Tu sais, toi ? est le titre que je lui ai trouvé spontanément, dès que j’ai écrit la première ligne. Il a un côté candide et profond qui m’a tout de suite plu : c’est une question que pose Jérémie, le petit garçon de mon histoire, à sa peluche, à lui-même et au lecteur. C’est une question qui en couvre plein d’autres !

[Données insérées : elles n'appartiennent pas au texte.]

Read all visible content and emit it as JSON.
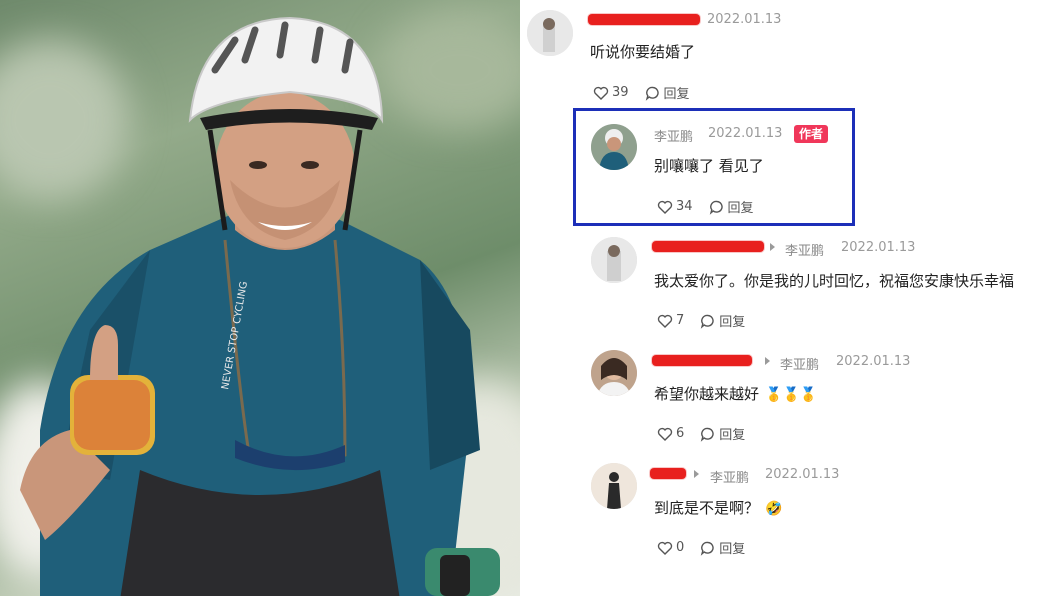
{
  "comments": [
    {
      "date": "2022.01.13",
      "text": "听说你要结婚了",
      "likes": "39",
      "reply_label": "回复"
    },
    {
      "name": "李亚鹏",
      "date": "2022.01.13",
      "badge": "作者",
      "text": "别嚷嚷了 看见了",
      "likes": "34",
      "reply_label": "回复"
    },
    {
      "reply_to": "李亚鹏",
      "date": "2022.01.13",
      "text": "我太爱你了。你是我的儿时回忆，祝福您安康快乐幸福",
      "likes": "7",
      "reply_label": "回复"
    },
    {
      "reply_to": "李亚鹏",
      "date": "2022.01.13",
      "text": "希望你越来越好",
      "emoji": "🥇🥇🥇",
      "likes": "6",
      "reply_label": "回复"
    },
    {
      "reply_to": "李亚鹏",
      "date": "2022.01.13",
      "text": "到底是不是啊？",
      "emoji": "🤣",
      "likes": "0",
      "reply_label": "回复"
    }
  ],
  "icons": {
    "like": "heart-outline-icon",
    "reply": "speech-bubble-icon"
  },
  "colors": {
    "redaction": "#e8201e",
    "author_badge": "#f0375a",
    "highlight_box": "#1c2fb8"
  }
}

Tu sais, toi ? n’est pas un texte autobiographique, mais avec lui, j’ai pu faire revivre l’enfant que j’étais. Grâce à lui, j’ai pu faire remonter à la surface des liens invisibles que j’avais noués avec mon père, que par pudeur, par bêtise aussi, je n’avais pas voulu voir.
EXTRAIT DU LIVRE :
« Maman trempe une tartine grillée dans son café. Elle la tient avec ses deux mains et regarde les gouttes de café tomber. Elle ne me voit pas arriver. Quand elle relève la tête, son visage est fripé comme si elle avait passé la nuit en boule dans son lit… Je m’approche. Elle me sourit, dépose sa tartine et m’ouvre grand ses bras. Je me serre contre elle. J’aimerais l’embrasser mais c’est elle qui me couvre de baisers. Ai-je passé une bonne nuit ? Je devine que la sienne a été difficile. Par solidarité, j’aimerais lui dire que non. Je ne veux ni mentir, ni lui faire de la peine, alors je lui dis que ç’a été. Elle me dit qu’elle me fera un chocolat chaud. Le couvert est mis ; je n’ai qu’à m’installer et à me tartiner une belle tranche de pain avec la confiture aux prunes de Mamie en attendant. Son visage se défripe peu à peu. Elle s’active, sort le chocolat, le lait, un poêlon, une cuillère en bois. Pour un peu, elle chantonnerait car ce chocolat semble lui faire encore plus plaisir à elle qu’à moi. À défaut de notes enchantées dans mes oreilles, c’est la douce odeur du chocolat qui vient me caresser les narines. Elle ajoute le lait sur le chocolat fondu et touille avec la cuillère. C’est bientôt prêt. Le téléphone sonne dans la pièce d’à côté. Maman me demande de prendre le relais quelques instants, le temps de répondre. »
RÉSUMÉ DU LIVRE :
À dix ans et demi, Jérémie perd brutalement son père. Il découvre la mort, des rituels vides de sens, et voit les adultes sous un autre jour. Refusant que les cendres de son père soient soustraites au cycle de la vie, il prend la folle décision de « les libérer ». Il fugue, dérobe l’urne au cimetière et prend la route vers la ville côtière où il passe habituellement ses vacances. Ce voyage va le transformer. Sur le chemin, Jérémie ment pour avancer, découvre de nouvelles sensations libératrices et sent grandir en lui l’amour qu’il porte à son père. Arrivé au bord de la mer, il ne comprend pas tout, mais il sait que son père sera à jamais avec lui.
« Tu sais, toi ? » est un texte tendre et lumineux sur le deuil, l’enfance et la puissance des liens invisibles.